From Sean Cockerham in Anchorage --
It's not uncommon for Gov. Sarah Palin's husband, Todd, to be included on governor's office e-mails, a fact raising questions about how much influence the "First Dude" has in state government.
Palin critics recently put in a public records request for the state e-mails that Palin special assistant Ivy Frye and Frank Bailey, the governor's director of boards and commissions, sent this spring. They were trying to find proof the staffers had worked on state time to try and get Randy Ruedrich replaced as chair of the state Republican Party. They hadn't found any, last I spoke to them, but were still going through the boxes of e-mails.
Much of the Frye/Bailey e-mail traffic, though, was either blacked out or denied altogether by the state on the basis of "deliberative process" or "privacy/personnel." (UPDATE: Andrew Halcro, on his blog, has posted the whole spreadsheet listing the e-mails that were denied, with subject lines, recipients and dates.)
That includes many e-mails Todd Palin exchanged with members of the governor's staff - e-mails with subject lines like "re: PSEA (Public Safety Employees of Alaska) Ads", "re: PR campaign" and "re: Parental consent abortion bill." It's impossible to know what they are about, since the state refuses to say.
Those who made the requests plan to appeal the denial, arguing among other things that e-mails can't be kept from the public because of executive "deliberative process" if Todd Palin, who is not a state employee, is being copied on them.
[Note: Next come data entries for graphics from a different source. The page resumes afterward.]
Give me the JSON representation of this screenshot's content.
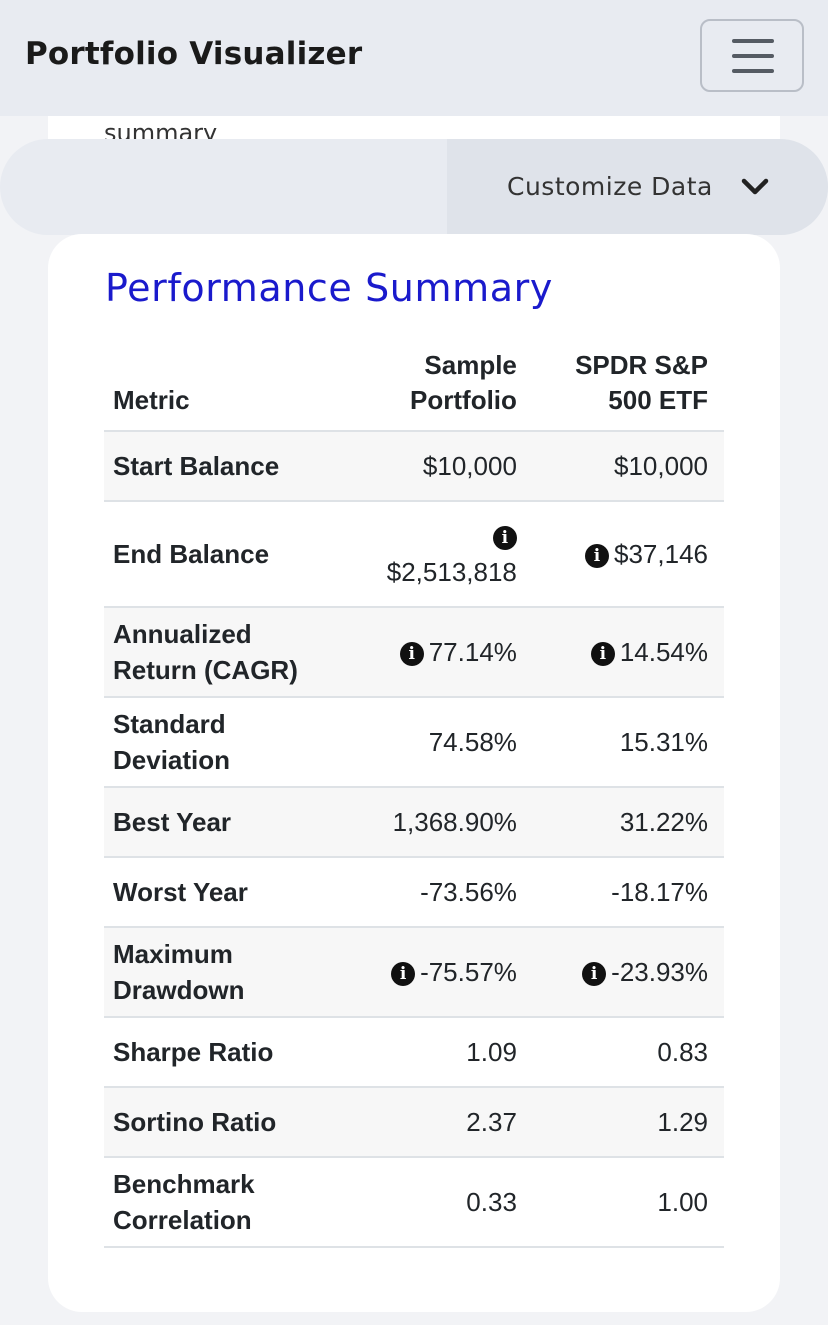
{
  "navbar": {
    "brand": "Portfolio Visualizer",
    "menu_icon": "hamburger-menu-icon"
  },
  "peek": {
    "text": "summary"
  },
  "customize": {
    "label": "Customize Data",
    "icon": "chevron-down-icon"
  },
  "summary": {
    "title": "Performance Summary",
    "columns": [
      "Metric",
      "Sample Portfolio",
      "SPDR S&P 500 ETF"
    ],
    "rows": [
      {
        "label": "Start Balance",
        "portfolio": "$10,000",
        "benchmark": "$10,000",
        "info": false
      },
      {
        "label": "End Balance",
        "portfolio": "$2,513,818",
        "benchmark": "$37,146",
        "info": true
      },
      {
        "label": "Annualized Return (CAGR)",
        "portfolio": "77.14%",
        "benchmark": "14.54%",
        "info": true
      },
      {
        "label": "Standard Deviation",
        "portfolio": "74.58%",
        "benchmark": "15.31%",
        "info": false
      },
      {
        "label": "Best Year",
        "portfolio": "1,368.90%",
        "benchmark": "31.22%",
        "info": false
      },
      {
        "label": "Worst Year",
        "portfolio": "-73.56%",
        "benchmark": "-18.17%",
        "info": false
      },
      {
        "label": "Maximum Drawdown",
        "portfolio": "-75.57%",
        "benchmark": "-23.93%",
        "info": true
      },
      {
        "label": "Sharpe Ratio",
        "portfolio": "1.09",
        "benchmark": "0.83",
        "info": false
      },
      {
        "label": "Sortino Ratio",
        "portfolio": "2.37",
        "benchmark": "1.29",
        "info": false
      },
      {
        "label": "Benchmark Correlation",
        "portfolio": "0.33",
        "benchmark": "1.00",
        "info": false
      }
    ]
  },
  "colors": {
    "title": "#1a1acc",
    "navbar_bg": "#e8ebf1",
    "stripe": "#f7f7f7"
  }
}
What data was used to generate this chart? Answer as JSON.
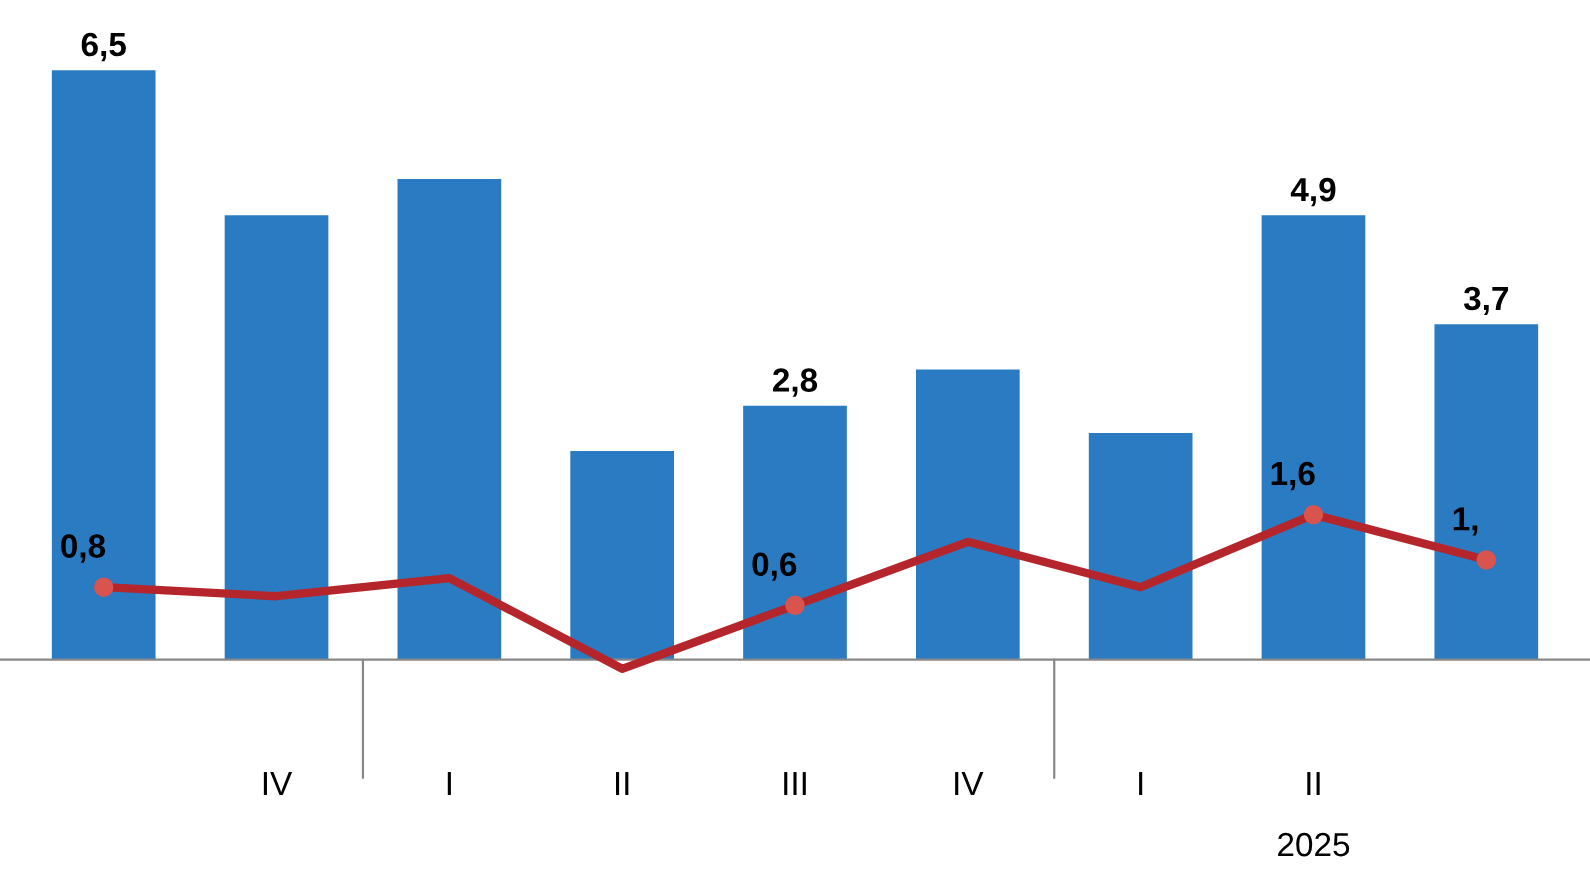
{
  "chart_data": {
    "type": "bar",
    "categories": [
      null,
      "IV",
      "I",
      "II",
      "III",
      "IV",
      "I",
      "II",
      null
    ],
    "series": [
      {
        "color": "#2a7bc2",
        "values": [
          6.5,
          4.9,
          5.3,
          2.3,
          2.8,
          3.2,
          2.5,
          4.9,
          3.7
        ],
        "value_labels": [
          "6,5",
          null,
          null,
          null,
          "2,8",
          null,
          null,
          "4,9",
          "3,7"
        ]
      },
      {
        "type": "line",
        "color": "#b5262c",
        "values": [
          0.8,
          0.7,
          0.9,
          -0.1,
          0.6,
          1.3,
          0.8,
          1.6,
          1.1
        ],
        "value_labels": [
          "0,8",
          null,
          null,
          null,
          "0,6",
          null,
          null,
          "1,6",
          "1,"
        ]
      }
    ],
    "annotations": [
      "2025"
    ],
    "legend": false,
    "grid": false
  }
}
"I don't know why (Todd) is being copied on everything," said Zane Henning, who made the public records request on behalf of the Last Frontier Foundation, which Henning described as a conservative group from the Mat-Su Valley
Andree McLeod of Anchorage, who separately put in a public records request for the same e-mails, also questioned Todd Palin's involvement. Here's a sampling of some of the e-mails copied to Todd.
Todd Palin has been in the news lately with fired Public Safety Commissioner Walt Monegan saying Todd tried to pressure him to fire a state trooper who went through a bitter divorce with the governor's sister. Todd Palin has said the family was concerned the trooper was a threat to the governor's safety but that he never told Monegan to fire the trooper.
Todd Palin is now on the North Slope working his job as an operator for BP and I haven't been able to talk to him about the e-mails. Palin spokeswoman Sharon Leighow said she couldn't speak to specific e-mails to Todd Palin from members of the governor's staff, since the state found them not to be public record.
But here's her statement:
"As First Gentleman, the governor was telling me that, at their home in Wasilla, they are inundated with phone calls and e-mails to their personal accounts, and Todd does pass that information on to the governor. And vice versa. The governor works with a Blackberry and she forwards e-mails to Todd to print off because she likes to have a hard copy in front of her," Leighow said.
I asked her about e-mails between Todd Palin and members of the governor's staff. Leighow replied in an e-mail "that it would not be uncommon for Todd to pass along information he receives on his personal e-mail account. It would also not be uncommon for him to pass along e-
mails and become part of a string."
Former state legislator Andrew Halcro, a fierce Palin critic who lost to her in the 2006 race for governor, cited the e-mails in a post on his blog about Todd Palin entitled "Shadow Governor?"
One of the e-mail strings the state wouldn't release to the public for "deliberative process/executive" reasons had the subject line "re: Andrew Halcro."
The e-mail string began with a 7:41 a.m. e-mail on Feb. 1 from Lt. Gov. Sean Parnell to Sarah Palin. Parnell included Todd Palin in the next e-mail about it, and he was included in the rest of the string.
Halcro's "Shadow Governor? " blog post also dealt with John Bitney, who was fired as Palin's legislative liaison and now works for House Speaker John Harris. Halcro wrote that "in June of 2007, it became known that Bitney was dating the soon to be ex-wife of Todd Palin's good friend. Palin reportedly began demanding that Bitney be fired."
Anchorage state Rep. Mike Hawker told me today that "everything I have read in Andrew Halcro's blog post is consistent with conversations I have had with Mr. Bitney." Hawker said he doesn't know how much influence Todd Palin has.
When I spoke to Bitney, he didn't want to discuss the specifics of his firing, saying it was personal. Bitney said he doesn't know what role Todd Palin played in his dismissal but "I don't hold anything against the Palins. I understood why I had to go."
Bitney, when speaking of Todd Palin's overall influence within the Palin administration, said "I don't know if his involvement was more or less appropriate or more or less than any other governor's spouse."
"He's the husband of the governor. So I don't know how to quantify that. When I saw him in the office, he's usually there because he's the dad and they have children and kids needs to be picked up and stuff. In my view most of this is just people who have political disagreements with the governor," Bitney said.
House Majority Leader Ralph Samuels told me Todd Palin was present at the only meeting Samuels ever personally set up with the governor. Samuels said it "was a little unusual, I didn't think it was a big deal." Samuels said Todd Palin was never at any of the House-Senate leadership meetings held with the governor.